Lesser-of-two-evils arguments are fundamentally utilitarian in nature, so Ryder’s conclusion may be based on (1) an implicit rejection of utilitarian calculations in politics. The other possibility is that (2) Ryder accepts utilitarian political arguments, including the lesser-of-two-evils sort, but that in the case of Biden or Trump in 2024, neither person has a net positive good-over-evil rating over the other (or a net least negative evil-over-good rating).

Unfortunately, Ryder does not give us much direction on which one of those alternative implicit premises he wants his conclusion to rest on. Alternative 2, i.e., that on a utilitarian analysis, two political alternatives have exactly the same net positive/least net negative outcomes is extremely unlikely. So, the principle of charity alone tells us to reject that reconstruction of Ryder’s argument.

That leaves the reader with alternative 1, i.e., that Ryder’s rejection of the lesser-of-two-evils choice between Biden and Trump is based on an implicit rejection of utilitarian political calculations in favor of a political position that is grounded in some other principle. Ryder tells us in the very first paragraph that he has rejected lesser-of-two-evils choices between Presidential candidates since Carter-Ford, but we never learn his preferred alternative principle that has guided his decisions. Some hint would be a help to the reader.
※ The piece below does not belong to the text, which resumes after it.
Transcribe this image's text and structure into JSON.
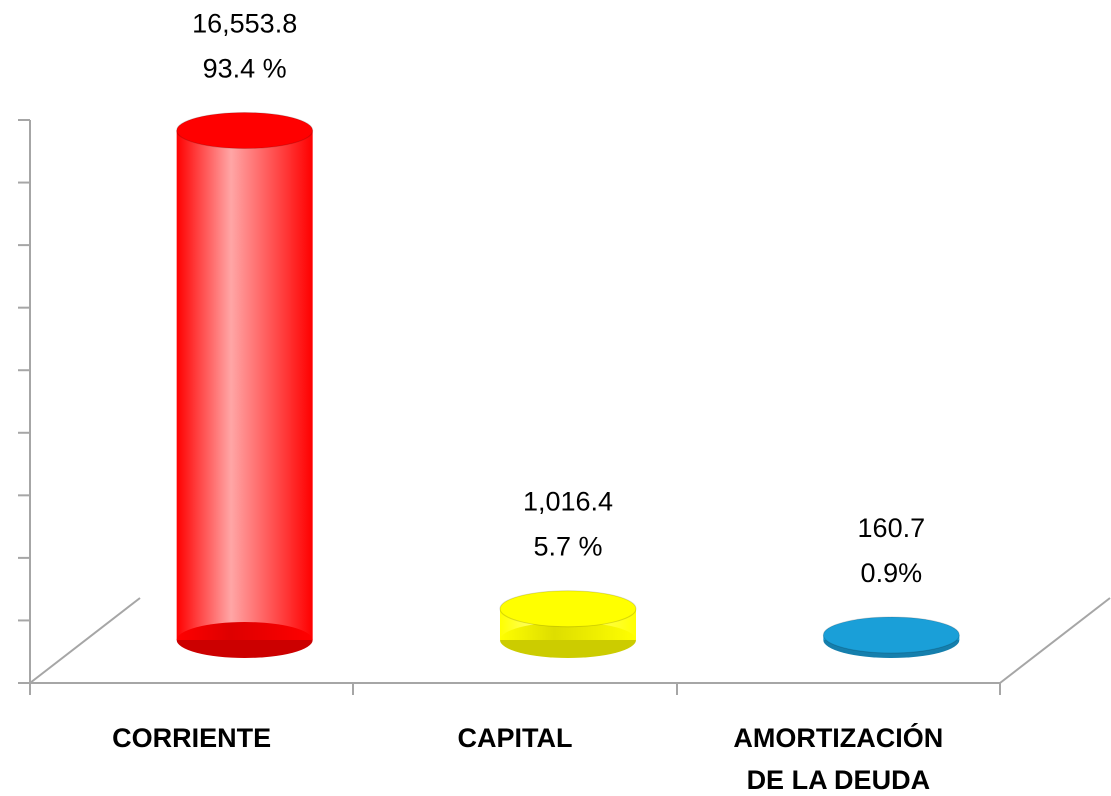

Finally, consider Professor Ryder’s reference to “the laughable American predilection to think that ours is the best of all possible political worlds.” Opposition to de Tocqueville’s characterization of America as “exceptional” has a long history. I’m probably on the side of Richard Hofstadter, Boorstin, and other historians who subscribe to some version or other of American exceptionalism, so I don’t think such a position is “laughable.” That implies that it is obviously false. A more plausible view is that exceptionalism is worthy of debate. One doesn’t have to be a neoconservative to look at America as the best chance for advancing freedom and equality in parts of the world where those necessary grounds of human well-being are so desperately needed.